← Back to context

Comment by hansvm

3 months ago

When flakes are caused by bugs, the asymptotics are much worse in large software projects. Ignoring context and individualized distributions for each test for simplicity (in the spirit of the blog post), any given unit of buggy code has some probability p of causing a flake. When that code is used n times (or, more abhorrently, when there are n levels of p-flaky code) in the process, you have a 1-(1-p)^n chance of a given test failing. Apply the flake equation, and you get a runtime of:

O(f exp((1-(1-p)^n) f))

Your worst-case asymptote is still O(f exp(f)), but you hit it incredibly quickly because of the additional exponential in p. A single additional layer of abstraction (calling the same buggy subroutines a few more times) is all it takes to tip the scales from a manageable testing environment to a flaky time-suck.

It's not just in testing. If your software has those sorts of problems and isn't designed from the ground up to reduce the impact of errors (like how the shuttle program was built hierarchially in terms of redundant subsystems, and the flakiness of individual parts didn't have an exponential impact on the flakiness of the composite system), the same equations dictate that you'll have a critical threshold beyond which you have customer-facing bugs you can no longer ignore.
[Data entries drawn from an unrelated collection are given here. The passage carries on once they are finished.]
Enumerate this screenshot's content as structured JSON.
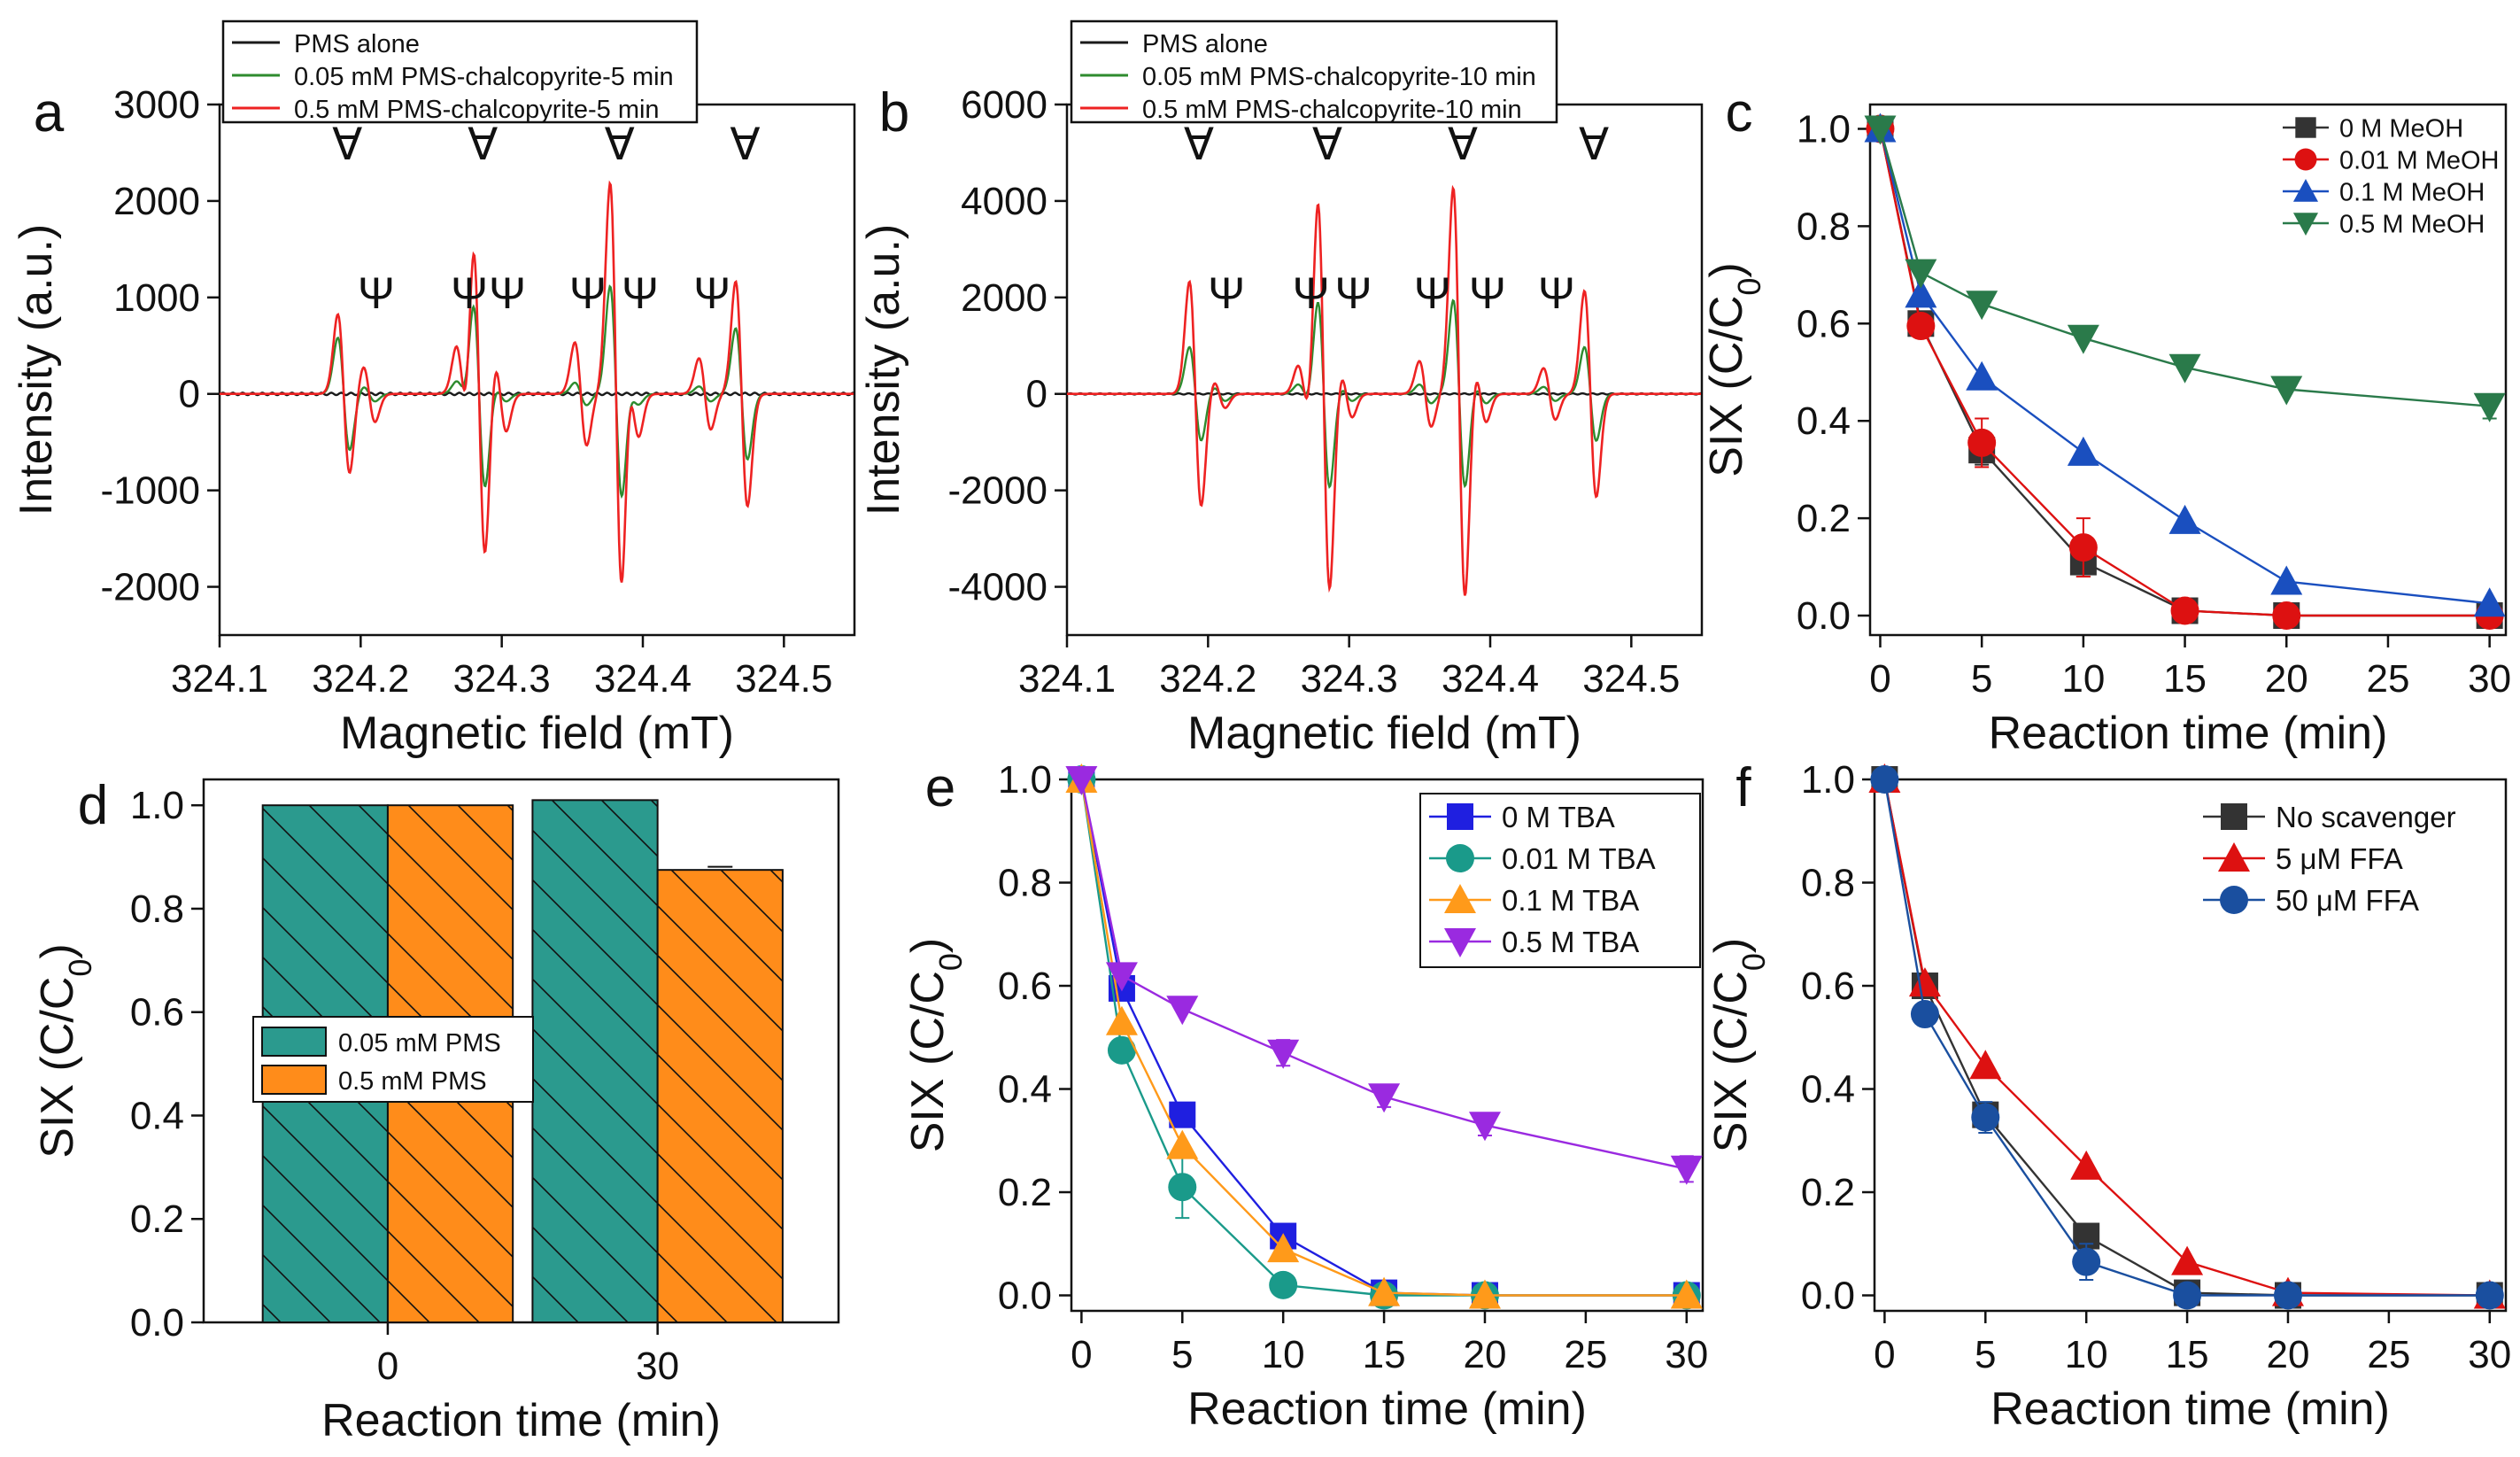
{
  "colors": {
    "black": "#1a1a1a",
    "green": "#2e8b2e",
    "red": "#ee2222",
    "c_black": "#333333",
    "c_red": "#dd1111",
    "c_blue": "#1a4fbf",
    "c_green": "#2a7a4a",
    "e_blue": "#1f1fe0",
    "e_teal": "#1a9a8a",
    "e_orange": "#ff9a1a",
    "e_purple": "#9a2ae0",
    "f_black": "#333333",
    "f_red": "#dd1111",
    "f_blue": "#1a4f9f",
    "bar_teal": "#2b9a8e",
    "bar_orange": "#ff8c1a"
  },
  "panels": {
    "a": "a",
    "b": "b",
    "c": "c",
    "d": "d",
    "e": "e",
    "f": "f"
  },
  "epr_symbols": {
    "alpha": "∀",
    "psi": "Ψ"
  },
  "chart_data": [
    {
      "id": "a",
      "type": "line",
      "xlabel": "Magnetic field (mT)",
      "ylabel": "Intensity (a.u.)",
      "xlim": [
        324.1,
        324.55
      ],
      "ylim": [
        -2500,
        3000
      ],
      "xticks": [
        "324.1",
        "324.2",
        "324.3",
        "324.4",
        "324.5"
      ],
      "yticks": [
        "3000",
        "2000",
        "1000",
        "0",
        "-1000",
        "-2000"
      ],
      "xtick_values": [
        324.1,
        324.2,
        324.3,
        324.4,
        324.5
      ],
      "ytick_values": [
        3000,
        2000,
        1000,
        0,
        -1000,
        -2000
      ],
      "dmpo_oh_peaks_mT": [
        324.188,
        324.284,
        324.381,
        324.47
      ],
      "dmpo_so4_peaks_mT": [
        324.206,
        324.272,
        324.299,
        324.356,
        324.393,
        324.444
      ],
      "legend": [
        "PMS alone",
        "0.05 mM PMS-chalcopyrite-5 min",
        "0.5 mM PMS-chalcopyrite-5 min"
      ],
      "series": [
        {
          "name": "PMS alone",
          "amp_oh": [
            0,
            0,
            0,
            0
          ],
          "amp_so4": [
            0,
            0,
            0,
            0,
            0,
            0
          ]
        },
        {
          "name": "0.05 mM PMS-chalcopyrite-5 min",
          "amp_oh": [
            600,
            1000,
            1150,
            700
          ],
          "amp_so4": [
            80,
            130,
            80,
            120,
            110,
            80
          ]
        },
        {
          "name": "0.5 mM PMS-chalcopyrite-5 min",
          "amp_oh": [
            850,
            1750,
            2250,
            1200
          ],
          "amp_so4": [
            300,
            500,
            400,
            550,
            450,
            380
          ]
        }
      ]
    },
    {
      "id": "b",
      "type": "line",
      "xlabel": "Magnetic field (mT)",
      "ylabel": "Intensity (a.u.)",
      "xlim": [
        324.1,
        324.55
      ],
      "ylim": [
        -5000,
        6000
      ],
      "xticks": [
        "324.1",
        "324.2",
        "324.3",
        "324.4",
        "324.5"
      ],
      "yticks": [
        "6000",
        "4000",
        "2000",
        "0",
        "-2000",
        "-4000"
      ],
      "xtick_values": [
        324.1,
        324.2,
        324.3,
        324.4,
        324.5
      ],
      "ytick_values": [
        6000,
        4000,
        2000,
        0,
        -2000,
        -4000
      ],
      "dmpo_oh_peaks_mT": [
        324.191,
        324.282,
        324.378,
        324.471
      ],
      "dmpo_so4_peaks_mT": [
        324.208,
        324.268,
        324.298,
        324.354,
        324.393,
        324.442
      ],
      "legend": [
        "PMS alone",
        "0.05 mM PMS-chalcopyrite-10 min",
        "0.5 mM PMS-chalcopyrite-10 min"
      ],
      "series": [
        {
          "name": "PMS alone",
          "amp_oh": [
            0,
            0,
            0,
            0
          ],
          "amp_so4": [
            0,
            0,
            0,
            0,
            0,
            0
          ]
        },
        {
          "name": "0.05 mM PMS-chalcopyrite-10 min",
          "amp_oh": [
            1000,
            2000,
            2000,
            1000
          ],
          "amp_so4": [
            150,
            200,
            150,
            200,
            200,
            150
          ]
        },
        {
          "name": "0.5 mM PMS-chalcopyrite-10 min",
          "amp_oh": [
            2400,
            4200,
            4400,
            2200
          ],
          "amp_so4": [
            300,
            600,
            500,
            700,
            600,
            550
          ]
        }
      ]
    },
    {
      "id": "c",
      "type": "line",
      "xlabel": "Reaction time (min)",
      "ylabel": "SIX (C/C0)",
      "xlim": [
        -0.5,
        30.8
      ],
      "ylim": [
        -0.04,
        1.05
      ],
      "xticks": [
        "0",
        "5",
        "10",
        "15",
        "20",
        "25",
        "30"
      ],
      "xtick_values": [
        0,
        5,
        10,
        15,
        20,
        25,
        30
      ],
      "yticks": [
        "0.0",
        "0.2",
        "0.4",
        "0.6",
        "0.8",
        "1.0"
      ],
      "ytick_values": [
        0,
        0.2,
        0.4,
        0.6,
        0.8,
        1.0
      ],
      "x": [
        0,
        2,
        5,
        10,
        15,
        20,
        30
      ],
      "series": [
        {
          "name": "0 M MeOH",
          "marker": "square",
          "color_key": "c_black",
          "values": [
            1.0,
            0.6,
            0.34,
            0.11,
            0.01,
            0.0,
            0.0
          ],
          "err": [
            0,
            0,
            0.03,
            0.03,
            0,
            0,
            0
          ]
        },
        {
          "name": "0.01 M MeOH",
          "marker": "circle",
          "color_key": "c_red",
          "values": [
            1.0,
            0.595,
            0.355,
            0.14,
            0.01,
            0.0,
            0.0
          ],
          "err": [
            0,
            0,
            0.05,
            0.06,
            0,
            0,
            0
          ]
        },
        {
          "name": "0.1 M MeOH",
          "marker": "triangle",
          "color_key": "c_blue",
          "values": [
            1.0,
            0.66,
            0.49,
            0.335,
            0.195,
            0.07,
            0.025
          ],
          "err": [
            0,
            0,
            0,
            0,
            0,
            0,
            0
          ]
        },
        {
          "name": "0.5 M MeOH",
          "marker": "triangle-down",
          "color_key": "c_green",
          "values": [
            1.0,
            0.705,
            0.64,
            0.57,
            0.51,
            0.465,
            0.43
          ],
          "err": [
            0,
            0,
            0,
            0,
            0,
            0,
            0.025
          ]
        }
      ]
    },
    {
      "id": "d",
      "type": "bar",
      "xlabel": "Reaction time (min)",
      "ylabel": "SIX (C/C0)",
      "ylim": [
        0,
        1.05
      ],
      "yticks": [
        "0.0",
        "0.2",
        "0.4",
        "0.6",
        "0.8",
        "1.0"
      ],
      "ytick_values": [
        0,
        0.2,
        0.4,
        0.6,
        0.8,
        1.0
      ],
      "categories": [
        "0",
        "30"
      ],
      "series": [
        {
          "name": "0.05 mM PMS",
          "color_key": "bar_teal",
          "values": [
            1.0,
            1.01
          ],
          "err": [
            0,
            0
          ]
        },
        {
          "name": "0.5 mM PMS",
          "color_key": "bar_orange",
          "values": [
            1.0,
            0.875
          ],
          "err": [
            0,
            0.006
          ]
        }
      ]
    },
    {
      "id": "e",
      "type": "line",
      "xlabel": "Reaction time (min)",
      "ylabel": "SIX (C/C0)",
      "xlim": [
        -0.5,
        30.8
      ],
      "ylim": [
        -0.03,
        1.0
      ],
      "xticks": [
        "0",
        "5",
        "10",
        "15",
        "20",
        "25",
        "30"
      ],
      "xtick_values": [
        0,
        5,
        10,
        15,
        20,
        25,
        30
      ],
      "yticks": [
        "0.0",
        "0.2",
        "0.4",
        "0.6",
        "0.8",
        "1.0"
      ],
      "ytick_values": [
        0,
        0.2,
        0.4,
        0.6,
        0.8,
        1.0
      ],
      "x": [
        0,
        2,
        5,
        10,
        15,
        20,
        30
      ],
      "series": [
        {
          "name": "0 M TBA",
          "marker": "square",
          "color_key": "e_blue",
          "values": [
            1.0,
            0.595,
            0.35,
            0.115,
            0.005,
            0.0,
            0.0
          ],
          "err": [
            0,
            0,
            0,
            0,
            0,
            0,
            0
          ]
        },
        {
          "name": "0.01 M TBA",
          "marker": "circle",
          "color_key": "e_teal",
          "values": [
            1.0,
            0.475,
            0.21,
            0.02,
            0.0,
            0.0,
            0.0
          ],
          "err": [
            0,
            0,
            0.06,
            0,
            0,
            0,
            0
          ]
        },
        {
          "name": "0.1 M TBA",
          "marker": "triangle",
          "color_key": "e_orange",
          "values": [
            1.0,
            0.53,
            0.29,
            0.09,
            0.005,
            0.0,
            0.0
          ],
          "err": [
            0,
            0,
            0,
            0,
            0,
            0,
            0
          ]
        },
        {
          "name": "0.5 M TBA",
          "marker": "triangle-down",
          "color_key": "e_purple",
          "values": [
            1.0,
            0.62,
            0.555,
            0.47,
            0.385,
            0.33,
            0.245
          ],
          "err": [
            0,
            0,
            0,
            0.025,
            0.02,
            0.02,
            0.025
          ]
        }
      ]
    },
    {
      "id": "f",
      "type": "line",
      "xlabel": "Reaction time (min)",
      "ylabel": "SIX (C/C0)",
      "xlim": [
        -0.5,
        30.8
      ],
      "ylim": [
        -0.03,
        1.0
      ],
      "xticks": [
        "0",
        "5",
        "10",
        "15",
        "20",
        "25",
        "30"
      ],
      "xtick_values": [
        0,
        5,
        10,
        15,
        20,
        25,
        30
      ],
      "yticks": [
        "0.0",
        "0.2",
        "0.4",
        "0.6",
        "0.8",
        "1.0"
      ],
      "ytick_values": [
        0,
        0.2,
        0.4,
        0.6,
        0.8,
        1.0
      ],
      "x": [
        0,
        2,
        5,
        10,
        15,
        20,
        30
      ],
      "series": [
        {
          "name": "No scavenger",
          "marker": "square",
          "color_key": "f_black",
          "values": [
            1.0,
            0.6,
            0.35,
            0.115,
            0.005,
            0.0,
            0.0
          ],
          "err": [
            0,
            0,
            0,
            0,
            0,
            0,
            0
          ]
        },
        {
          "name": "5 μM FFA",
          "marker": "triangle",
          "color_key": "f_red",
          "values": [
            1.0,
            0.605,
            0.445,
            0.25,
            0.065,
            0.005,
            0.0
          ],
          "err": [
            0,
            0,
            0,
            0,
            0,
            0,
            0
          ]
        },
        {
          "name": "50 μM FFA",
          "marker": "circle",
          "color_key": "f_blue",
          "values": [
            1.0,
            0.545,
            0.345,
            0.065,
            0.0,
            0.0,
            0.0
          ],
          "err": [
            0,
            0,
            0.03,
            0.035,
            0,
            0,
            0
          ]
        }
      ]
    }
  ]
}
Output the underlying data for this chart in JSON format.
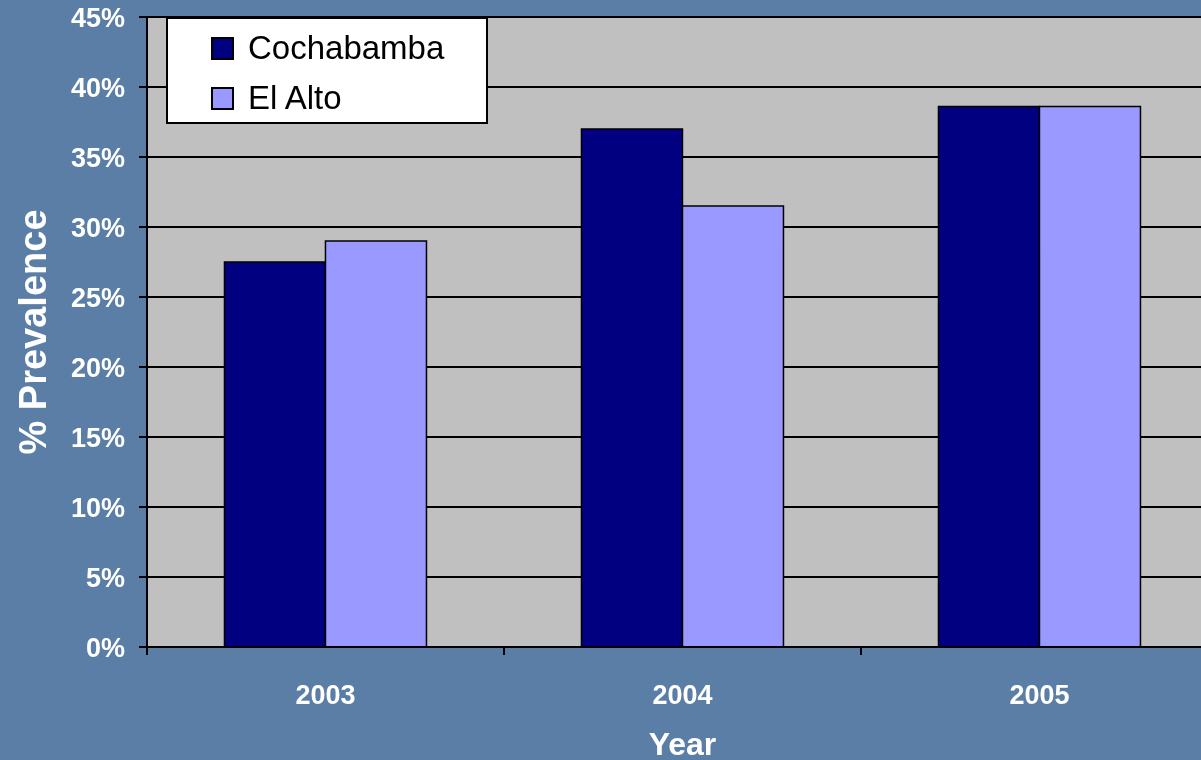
{
  "chart_data": {
    "type": "bar",
    "categories": [
      "2003",
      "2004",
      "2005"
    ],
    "series": [
      {
        "name": "Cochabamba",
        "color": "#000080",
        "values": [
          27.5,
          37,
          38.6
        ]
      },
      {
        "name": "El Alto",
        "color": "#9999ff",
        "values": [
          29,
          31.5,
          38.6
        ]
      }
    ],
    "xlabel": "Year",
    "ylabel": "% Prevalence",
    "ylim": [
      0,
      45
    ],
    "yticks": [
      {
        "value": 0,
        "label": "0%"
      },
      {
        "value": 5,
        "label": "5%"
      },
      {
        "value": 10,
        "label": "10%"
      },
      {
        "value": 15,
        "label": "15%"
      },
      {
        "value": 20,
        "label": "20%"
      },
      {
        "value": 25,
        "label": "25%"
      },
      {
        "value": 30,
        "label": "30%"
      },
      {
        "value": 35,
        "label": "35%"
      },
      {
        "value": 40,
        "label": "40%"
      },
      {
        "value": 45,
        "label": "45%"
      }
    ],
    "grid": "y",
    "legend": "top left"
  }
}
The author argues a bit against reducing the baseline flakiness (requiring expensive engineers for an unbounded set of potential issues). That's probably a reasonable approach for cosmic rays, rowhammer, and whatnot for most software applications. Compared to writing the code in the first place though, it's usually very cheap to also (1) name the function well, (2) make the function total (behaving reasonably for all inputs allowed by the type system), and (3) add a couple tests for that function. The extra development velocity you get from not building on shaky foundations is usually substantial in comparison. The second you have to worry about a transitive bug in the stack you have an exponential explosion in code-paths to examine when the feature you're building has any sort of reliability requirements, and those exponential costs add up quickly compared to a flat +10%, +30%, +100%, ... in time to commit each solid unit of code.